Dorothy Day and Dorothy L. Sayers on the two types of sins, and which is worst
The respectable ones are the worst
Dorothy Day founded the Catholic Worker movement in the thirties and has been declared by the Vatican a Servant of God, the first step in the process of canonization. Best known for her Lord Peter Wimsey mysteries and her translation of Dante’s Divine Comedy, Dorothy L. Sayers was also a lay theologian of weight in the Church of England. Dorothy Day’s insight appears in her diaries, published as The Duty of Delight. Dorothy L. Sayers’ appears in her address “The Other Six Deadly Sins,” given in 1941 and published in Creed or Chaos?.
Dorothy Day
It is a sad fact of human nature that avarice, which builds up wealth, is accompanied by envy — two most unlovely vices. Lust and gluttony seem playful and superficial by comparison, attractive in their early stages, and more easily redeemable by the natural disgust of satiety. But is there ever any end to envy and avarice?
Dorothy L. Sayers
The Church, then, officially recognizes six other capital or basic sins — seven altogether. Of these, three [lust, wrath, and gluttony] may be roughly called the warm-hearted or disreputable sins, and the remaining four the cold-hearted or respectable sins.
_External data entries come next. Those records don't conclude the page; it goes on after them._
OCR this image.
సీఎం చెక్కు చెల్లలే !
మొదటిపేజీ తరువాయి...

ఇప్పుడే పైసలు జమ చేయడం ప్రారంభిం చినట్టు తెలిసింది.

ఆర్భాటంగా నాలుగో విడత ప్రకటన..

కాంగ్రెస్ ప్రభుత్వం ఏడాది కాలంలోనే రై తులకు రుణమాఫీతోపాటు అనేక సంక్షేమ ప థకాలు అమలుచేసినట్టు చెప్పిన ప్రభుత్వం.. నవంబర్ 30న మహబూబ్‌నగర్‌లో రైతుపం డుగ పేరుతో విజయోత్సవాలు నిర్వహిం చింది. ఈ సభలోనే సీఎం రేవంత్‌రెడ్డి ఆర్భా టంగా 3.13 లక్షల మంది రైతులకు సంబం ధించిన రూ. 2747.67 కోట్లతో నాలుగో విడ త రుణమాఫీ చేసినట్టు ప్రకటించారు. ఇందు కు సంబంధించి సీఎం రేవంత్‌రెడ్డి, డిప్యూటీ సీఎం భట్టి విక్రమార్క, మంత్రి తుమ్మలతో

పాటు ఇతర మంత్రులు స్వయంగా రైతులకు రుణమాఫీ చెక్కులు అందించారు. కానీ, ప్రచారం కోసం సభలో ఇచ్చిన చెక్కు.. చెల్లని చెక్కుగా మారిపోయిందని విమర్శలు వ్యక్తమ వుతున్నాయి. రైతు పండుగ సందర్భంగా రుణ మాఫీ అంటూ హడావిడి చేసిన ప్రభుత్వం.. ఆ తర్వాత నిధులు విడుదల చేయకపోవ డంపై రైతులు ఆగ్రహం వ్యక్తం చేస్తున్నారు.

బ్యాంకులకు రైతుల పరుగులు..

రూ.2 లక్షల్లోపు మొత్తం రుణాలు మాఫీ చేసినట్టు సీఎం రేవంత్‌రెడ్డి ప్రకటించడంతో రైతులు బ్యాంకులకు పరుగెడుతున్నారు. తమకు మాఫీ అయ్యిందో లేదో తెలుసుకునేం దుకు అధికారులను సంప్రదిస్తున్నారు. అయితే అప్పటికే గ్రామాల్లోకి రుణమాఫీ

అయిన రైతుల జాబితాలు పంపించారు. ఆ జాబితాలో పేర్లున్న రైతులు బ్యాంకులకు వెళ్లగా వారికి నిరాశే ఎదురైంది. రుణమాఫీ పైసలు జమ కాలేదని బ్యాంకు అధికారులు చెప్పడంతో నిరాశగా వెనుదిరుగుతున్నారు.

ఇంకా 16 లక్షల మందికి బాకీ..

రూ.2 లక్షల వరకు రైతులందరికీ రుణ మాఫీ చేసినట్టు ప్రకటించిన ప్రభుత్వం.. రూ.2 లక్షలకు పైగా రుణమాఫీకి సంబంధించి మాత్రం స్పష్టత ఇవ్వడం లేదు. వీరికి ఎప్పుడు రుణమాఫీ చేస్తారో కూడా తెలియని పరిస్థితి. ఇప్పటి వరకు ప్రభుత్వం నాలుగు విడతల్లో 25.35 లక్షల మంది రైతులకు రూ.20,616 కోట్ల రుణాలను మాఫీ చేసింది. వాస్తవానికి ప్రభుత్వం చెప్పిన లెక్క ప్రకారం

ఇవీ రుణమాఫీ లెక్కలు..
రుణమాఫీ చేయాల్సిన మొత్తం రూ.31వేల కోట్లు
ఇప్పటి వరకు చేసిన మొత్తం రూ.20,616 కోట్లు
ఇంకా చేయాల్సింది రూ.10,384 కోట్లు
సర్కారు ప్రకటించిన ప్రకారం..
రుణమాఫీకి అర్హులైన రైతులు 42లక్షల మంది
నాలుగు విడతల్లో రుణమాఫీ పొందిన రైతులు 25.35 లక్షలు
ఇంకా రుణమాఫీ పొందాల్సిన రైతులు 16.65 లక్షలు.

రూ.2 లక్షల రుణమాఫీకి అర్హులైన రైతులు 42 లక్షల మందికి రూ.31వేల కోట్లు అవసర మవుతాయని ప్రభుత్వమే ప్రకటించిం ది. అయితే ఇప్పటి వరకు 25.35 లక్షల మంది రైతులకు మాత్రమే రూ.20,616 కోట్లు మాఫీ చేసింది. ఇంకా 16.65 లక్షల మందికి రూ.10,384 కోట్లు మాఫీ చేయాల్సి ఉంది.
It is interesting to notice that Christ rebuked the three disreputable sins only in mild or general terms, but uttered the most violent vituperations against the respectable ones. Caesar and the Pharisees, on the other hand, strongly dislike anything warm-hearted or disreputable, and set great store by the cold-hearted and respectable sins, which they are in a conspiracy to call virtues.
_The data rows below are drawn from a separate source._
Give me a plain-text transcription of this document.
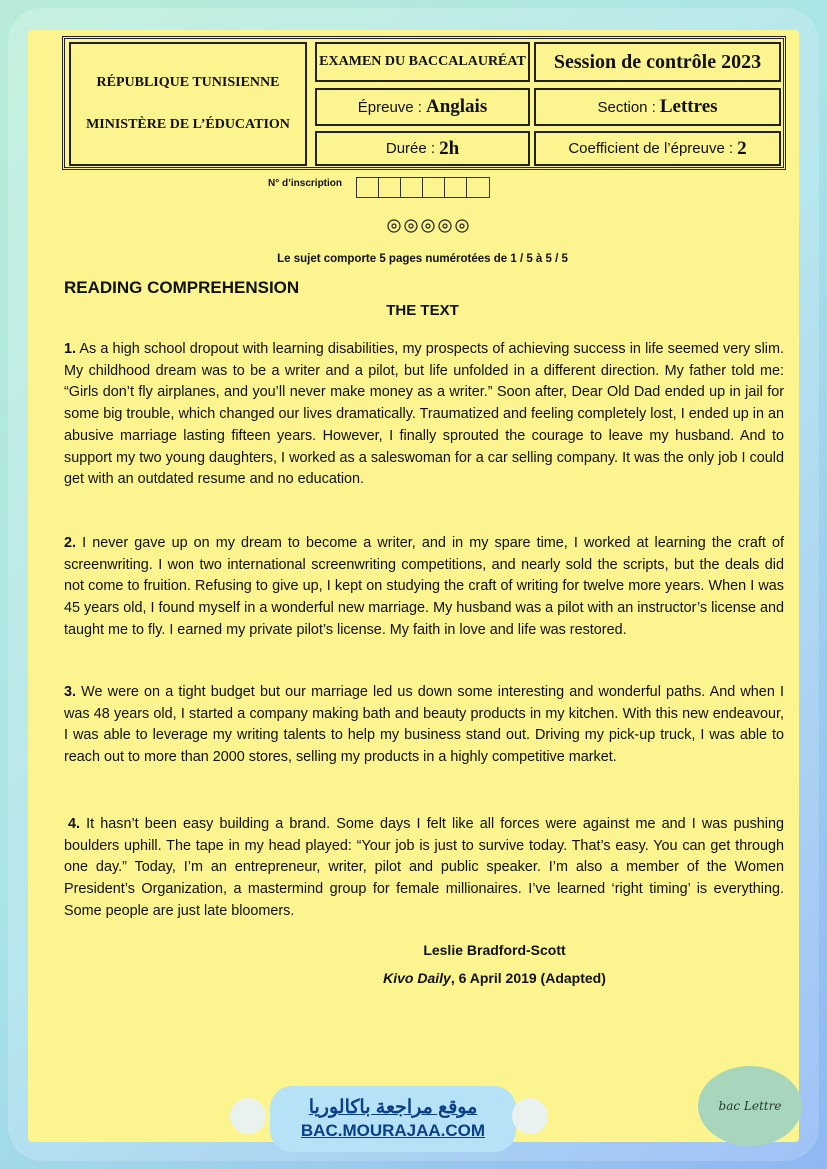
RÉPUBLIQUE TUNISIENNE
MINISTÈRE DE L’ÉDUCATION
EXAMEN DU BACCALAURÉAT	Session de contrôle 2023
Épreuve : Anglais	Section : Lettres
Durée : 2h	Coefficient de l’épreuve : 2
N° d’inscription
Le sujet comporte 5 pages numérotées de 1 / 5 à 5 / 5
READING COMPREHENSION
THE TEXT

1. As a high school dropout with learning disabilities, my prospects of achieving success in life seemed very slim. My childhood dream was to be a writer and a pilot, but life unfolded in a different direction. My father told me: “Girls don’t fly airplanes, and you’ll never make money as a writer.” Soon after, Dear Old Dad ended up in jail for some big trouble, which changed our lives dramatically. Traumatized and feeling completely lost, I ended up in an abusive marriage lasting fifteen years. However, I finally sprouted the courage to leave my husband. And to support my two young daughters, I worked as a saleswoman for a car selling company. It was the only job I could get with an outdated resume and no education.

2. I never gave up on my dream to become a writer, and in my spare time, I worked at learning the craft of screenwriting. I won two international screenwriting competitions, and nearly sold the scripts, but the deals did not come to fruition. Refusing to give up, I kept on studying the craft of writing for twelve more years. When I was 45 years old, I found myself in a wonderful new marriage. My husband was a pilot with an instructor’s license and taught me to fly. I earned my private pilot’s license. My faith in love and life was restored.

3. We were on a tight budget but our marriage led us down some interesting and wonderful paths. And when I was 48 years old, I started a company making bath and beauty products in my kitchen. With this new endeavour, I was able to leverage my writing talents to help my business stand out. Driving my pick-up truck, I was able to reach out to more than 2000 stores, selling my products in a highly competitive market.

4. It hasn’t been easy building a brand. Some days I felt like all forces were against me and I was pushing boulders uphill. The tape in my head played: “Your job is just to survive today. That’s easy. You can get through one day.” Today, I’m an entrepreneur, writer, pilot and public speaker. I’m also a member of the Women President’s Organization, a mastermind group for female millionaires. I’ve learned ‘right timing’ is everything. Some people are just late bloomers.

Leslie Bradford-Scott
Kivo Daily, 6 April 2019 (Adapted)
موقع مراجعة باكالوريا
BAC.MOURAJAA.COM
bac Lettre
And we may note that, as a result of this unholy alliance between worldly interest and religious opinion, the common man is rather inclined to canonize the warm-hearted sins for himself, and to thank God openly that he is broad-minded, given to a high standard of living, and instinct with righteous indignation — not prurient, strait-laced or namby-pamby, or even as this Pharisee.
It is difficult to blame the common man very much for this natural reaction against the insistent identification of Christian morality with everything that Christ most fervently abhorred.